I'm lost, how does it know which class to use for a particular json hash? This sounds like some kind of magic to me :(

flash-gordon commented 7 years ago

Ha, sorry about that :)

[3] pry(main)> Oj.dump(repo.users.first)
=> "{\"^o\":\"ROM::Struct::User\",\"id\":1,\"name\":\"Jane\"}"
flash-gordon commented 7 years ago

then it calls ROM::Struct::User.new(id :1, name: "Jane") and ROM::Struct::User.new swallows the args because the class doesn't have attributes

solnic commented 7 years ago

I see, thanks. Well it can't work reliably, previously it worked by an accident. Structs are dynamic classes, we don't guarantee unique names. Maybe we could consider generating unique class names and then it could work, but I honestly can't think of any sensible naming strategy :/

flash-gordon commented 7 years ago

@solnic keep in mind also that the class you want to deserialize to have to exist at the time you call Oj.load and we can't guarantee that, even with unique names

solnic commented 7 years ago

Yeah, it really boils down to the fact Oj doesn't have first-class support for anonymous classes. As I said, it worked by an accident before :)
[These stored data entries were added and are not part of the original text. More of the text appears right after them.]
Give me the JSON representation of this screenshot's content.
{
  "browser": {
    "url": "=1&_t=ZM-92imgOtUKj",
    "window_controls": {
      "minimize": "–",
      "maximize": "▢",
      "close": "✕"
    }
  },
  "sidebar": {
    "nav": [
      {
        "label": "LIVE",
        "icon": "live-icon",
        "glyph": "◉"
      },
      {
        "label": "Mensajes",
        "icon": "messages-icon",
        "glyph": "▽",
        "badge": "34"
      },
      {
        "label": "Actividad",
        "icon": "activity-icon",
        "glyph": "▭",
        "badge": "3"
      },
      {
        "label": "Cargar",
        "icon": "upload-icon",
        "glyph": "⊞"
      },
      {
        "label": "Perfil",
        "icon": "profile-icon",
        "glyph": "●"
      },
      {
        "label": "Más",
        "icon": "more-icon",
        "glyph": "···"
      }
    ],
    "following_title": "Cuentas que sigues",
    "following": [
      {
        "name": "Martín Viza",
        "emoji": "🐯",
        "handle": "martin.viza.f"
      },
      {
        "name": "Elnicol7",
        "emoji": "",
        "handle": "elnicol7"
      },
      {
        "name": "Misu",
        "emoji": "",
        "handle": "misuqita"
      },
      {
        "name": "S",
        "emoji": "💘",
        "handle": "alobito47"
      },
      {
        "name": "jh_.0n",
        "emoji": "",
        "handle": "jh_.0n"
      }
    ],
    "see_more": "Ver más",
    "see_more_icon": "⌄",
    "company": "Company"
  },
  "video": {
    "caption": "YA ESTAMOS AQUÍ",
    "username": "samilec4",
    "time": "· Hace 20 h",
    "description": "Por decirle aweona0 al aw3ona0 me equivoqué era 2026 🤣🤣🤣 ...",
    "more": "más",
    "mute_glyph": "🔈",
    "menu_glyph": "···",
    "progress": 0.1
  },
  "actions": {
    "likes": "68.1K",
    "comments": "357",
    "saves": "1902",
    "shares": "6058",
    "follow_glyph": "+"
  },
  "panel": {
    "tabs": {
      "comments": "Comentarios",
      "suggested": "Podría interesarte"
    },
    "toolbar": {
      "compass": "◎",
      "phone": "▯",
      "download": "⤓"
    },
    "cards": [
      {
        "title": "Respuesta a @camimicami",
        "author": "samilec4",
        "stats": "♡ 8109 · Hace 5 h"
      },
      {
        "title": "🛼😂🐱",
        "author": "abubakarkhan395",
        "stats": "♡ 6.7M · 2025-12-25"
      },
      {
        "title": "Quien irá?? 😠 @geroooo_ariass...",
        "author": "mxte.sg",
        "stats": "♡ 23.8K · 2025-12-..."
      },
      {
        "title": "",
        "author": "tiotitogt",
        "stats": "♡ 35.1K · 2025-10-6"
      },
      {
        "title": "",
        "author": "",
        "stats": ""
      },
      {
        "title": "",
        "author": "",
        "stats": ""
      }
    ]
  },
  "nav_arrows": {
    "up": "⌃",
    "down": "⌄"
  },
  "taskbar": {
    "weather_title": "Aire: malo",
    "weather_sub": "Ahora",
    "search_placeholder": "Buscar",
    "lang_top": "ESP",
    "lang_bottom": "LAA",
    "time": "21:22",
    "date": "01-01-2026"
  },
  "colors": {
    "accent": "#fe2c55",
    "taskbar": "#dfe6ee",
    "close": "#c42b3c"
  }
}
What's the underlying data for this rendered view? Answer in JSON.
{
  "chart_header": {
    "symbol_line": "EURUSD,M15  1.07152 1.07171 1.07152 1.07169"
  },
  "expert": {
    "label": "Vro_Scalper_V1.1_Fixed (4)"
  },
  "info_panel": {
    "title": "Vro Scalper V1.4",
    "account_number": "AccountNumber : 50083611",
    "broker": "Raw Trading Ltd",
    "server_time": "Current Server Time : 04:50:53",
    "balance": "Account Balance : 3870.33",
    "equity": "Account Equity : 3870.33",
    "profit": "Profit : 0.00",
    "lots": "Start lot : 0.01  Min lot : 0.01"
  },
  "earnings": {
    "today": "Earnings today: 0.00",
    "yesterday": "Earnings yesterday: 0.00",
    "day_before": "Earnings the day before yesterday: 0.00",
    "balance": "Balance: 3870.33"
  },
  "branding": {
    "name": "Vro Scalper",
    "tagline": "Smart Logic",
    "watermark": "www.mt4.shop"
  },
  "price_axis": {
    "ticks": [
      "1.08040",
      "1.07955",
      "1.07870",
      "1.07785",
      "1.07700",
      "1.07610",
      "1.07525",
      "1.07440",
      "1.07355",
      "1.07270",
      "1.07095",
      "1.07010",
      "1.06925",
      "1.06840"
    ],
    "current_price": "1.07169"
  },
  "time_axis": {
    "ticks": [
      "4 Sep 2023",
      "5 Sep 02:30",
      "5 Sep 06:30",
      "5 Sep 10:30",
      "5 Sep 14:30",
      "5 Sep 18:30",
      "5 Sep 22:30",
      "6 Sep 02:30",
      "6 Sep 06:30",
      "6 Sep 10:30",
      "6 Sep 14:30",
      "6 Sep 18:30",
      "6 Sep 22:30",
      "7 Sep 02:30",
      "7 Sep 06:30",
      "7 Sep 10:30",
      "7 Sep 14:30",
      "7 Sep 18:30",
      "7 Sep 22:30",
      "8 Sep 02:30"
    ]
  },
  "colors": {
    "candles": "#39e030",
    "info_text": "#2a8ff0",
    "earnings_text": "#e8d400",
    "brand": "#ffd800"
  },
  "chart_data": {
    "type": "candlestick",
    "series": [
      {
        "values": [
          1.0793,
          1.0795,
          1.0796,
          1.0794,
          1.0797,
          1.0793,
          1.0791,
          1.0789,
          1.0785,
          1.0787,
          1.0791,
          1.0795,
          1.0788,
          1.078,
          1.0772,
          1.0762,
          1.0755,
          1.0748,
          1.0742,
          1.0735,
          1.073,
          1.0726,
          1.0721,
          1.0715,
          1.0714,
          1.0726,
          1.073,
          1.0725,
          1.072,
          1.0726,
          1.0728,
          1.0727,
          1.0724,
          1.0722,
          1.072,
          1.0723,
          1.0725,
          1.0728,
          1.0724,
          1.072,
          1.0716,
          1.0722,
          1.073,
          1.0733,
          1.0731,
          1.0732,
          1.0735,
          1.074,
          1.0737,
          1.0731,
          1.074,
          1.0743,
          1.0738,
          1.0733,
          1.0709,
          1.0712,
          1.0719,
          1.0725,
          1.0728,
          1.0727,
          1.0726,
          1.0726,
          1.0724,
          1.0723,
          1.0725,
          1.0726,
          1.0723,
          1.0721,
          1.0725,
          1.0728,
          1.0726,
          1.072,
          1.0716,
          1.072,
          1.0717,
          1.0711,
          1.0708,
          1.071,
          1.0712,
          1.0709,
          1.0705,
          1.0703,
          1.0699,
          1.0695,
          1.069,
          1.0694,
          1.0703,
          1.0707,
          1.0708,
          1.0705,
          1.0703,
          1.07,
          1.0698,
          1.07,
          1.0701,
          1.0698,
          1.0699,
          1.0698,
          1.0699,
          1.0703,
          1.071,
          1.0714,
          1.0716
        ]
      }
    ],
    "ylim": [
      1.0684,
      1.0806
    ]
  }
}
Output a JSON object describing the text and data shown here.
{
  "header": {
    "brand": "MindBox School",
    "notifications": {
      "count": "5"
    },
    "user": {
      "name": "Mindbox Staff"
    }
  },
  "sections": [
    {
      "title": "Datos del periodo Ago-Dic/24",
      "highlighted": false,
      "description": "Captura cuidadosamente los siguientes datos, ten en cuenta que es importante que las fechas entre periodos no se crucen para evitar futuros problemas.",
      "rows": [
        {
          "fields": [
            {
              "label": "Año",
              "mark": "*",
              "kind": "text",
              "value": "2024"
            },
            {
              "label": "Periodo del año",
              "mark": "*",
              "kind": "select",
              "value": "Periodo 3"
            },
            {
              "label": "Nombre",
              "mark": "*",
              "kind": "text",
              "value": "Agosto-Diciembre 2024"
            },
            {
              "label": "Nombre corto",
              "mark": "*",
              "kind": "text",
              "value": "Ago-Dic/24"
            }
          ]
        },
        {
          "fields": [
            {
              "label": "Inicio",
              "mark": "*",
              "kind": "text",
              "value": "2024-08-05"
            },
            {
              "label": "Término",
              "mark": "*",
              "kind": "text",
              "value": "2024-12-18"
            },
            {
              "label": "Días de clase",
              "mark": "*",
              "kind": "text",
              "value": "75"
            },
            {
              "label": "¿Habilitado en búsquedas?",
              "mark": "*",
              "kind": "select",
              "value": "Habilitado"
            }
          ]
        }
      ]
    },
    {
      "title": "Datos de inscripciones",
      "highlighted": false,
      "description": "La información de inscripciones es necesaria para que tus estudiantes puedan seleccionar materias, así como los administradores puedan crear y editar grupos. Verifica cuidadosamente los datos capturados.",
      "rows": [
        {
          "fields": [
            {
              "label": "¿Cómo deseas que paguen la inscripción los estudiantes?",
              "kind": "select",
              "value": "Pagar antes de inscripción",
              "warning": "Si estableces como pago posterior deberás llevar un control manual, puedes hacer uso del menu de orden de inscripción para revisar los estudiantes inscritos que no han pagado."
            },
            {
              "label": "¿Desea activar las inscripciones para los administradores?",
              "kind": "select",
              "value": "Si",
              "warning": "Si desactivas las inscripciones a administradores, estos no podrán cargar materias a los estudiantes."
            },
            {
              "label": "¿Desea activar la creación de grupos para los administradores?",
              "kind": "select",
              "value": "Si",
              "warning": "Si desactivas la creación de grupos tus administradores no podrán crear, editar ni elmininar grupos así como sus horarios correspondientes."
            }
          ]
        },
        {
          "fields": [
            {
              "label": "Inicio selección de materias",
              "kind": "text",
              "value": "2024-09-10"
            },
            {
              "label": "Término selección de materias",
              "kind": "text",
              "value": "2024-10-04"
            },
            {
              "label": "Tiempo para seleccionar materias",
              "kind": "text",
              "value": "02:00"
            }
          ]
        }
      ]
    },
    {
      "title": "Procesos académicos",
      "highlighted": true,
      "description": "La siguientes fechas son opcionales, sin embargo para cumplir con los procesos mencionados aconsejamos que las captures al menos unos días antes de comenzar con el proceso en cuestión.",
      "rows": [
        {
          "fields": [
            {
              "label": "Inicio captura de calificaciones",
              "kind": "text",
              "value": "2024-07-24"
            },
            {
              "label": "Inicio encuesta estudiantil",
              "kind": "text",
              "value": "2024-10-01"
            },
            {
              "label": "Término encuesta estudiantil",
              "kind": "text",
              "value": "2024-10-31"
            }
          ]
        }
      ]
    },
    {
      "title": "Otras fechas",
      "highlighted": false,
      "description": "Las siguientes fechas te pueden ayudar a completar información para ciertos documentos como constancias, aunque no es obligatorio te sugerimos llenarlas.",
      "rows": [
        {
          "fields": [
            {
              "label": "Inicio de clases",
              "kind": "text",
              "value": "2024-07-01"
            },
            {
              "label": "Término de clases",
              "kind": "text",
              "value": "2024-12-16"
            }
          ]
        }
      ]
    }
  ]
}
mrship commented 7 years ago

Thanks for the detailed review. In line with your suggestion, we are OK with using hashes, we've changed the serialisation to use:

Oj.load(Oj.dump(employee, mode: :compat))

which gets us the raw attributes back out. We do then consume these in custom entity classes (based on Dry::Struct) so that works as a deserialisation approach.

solnic commented 7 years ago

In general I would recommend encapsulating json serialization/deserialization with your own APIs, instead of referring to 3rd party gems, ie Entities::User#to_json and Entities::User#from_json. This way you can at least easily tell that a given entity is used with JSON, and you also hide the details about how it's done exactly.

I think we can close it?

mrship commented 7 years ago

Yes, we can close this. Thanks again for the time and effort in reviewing.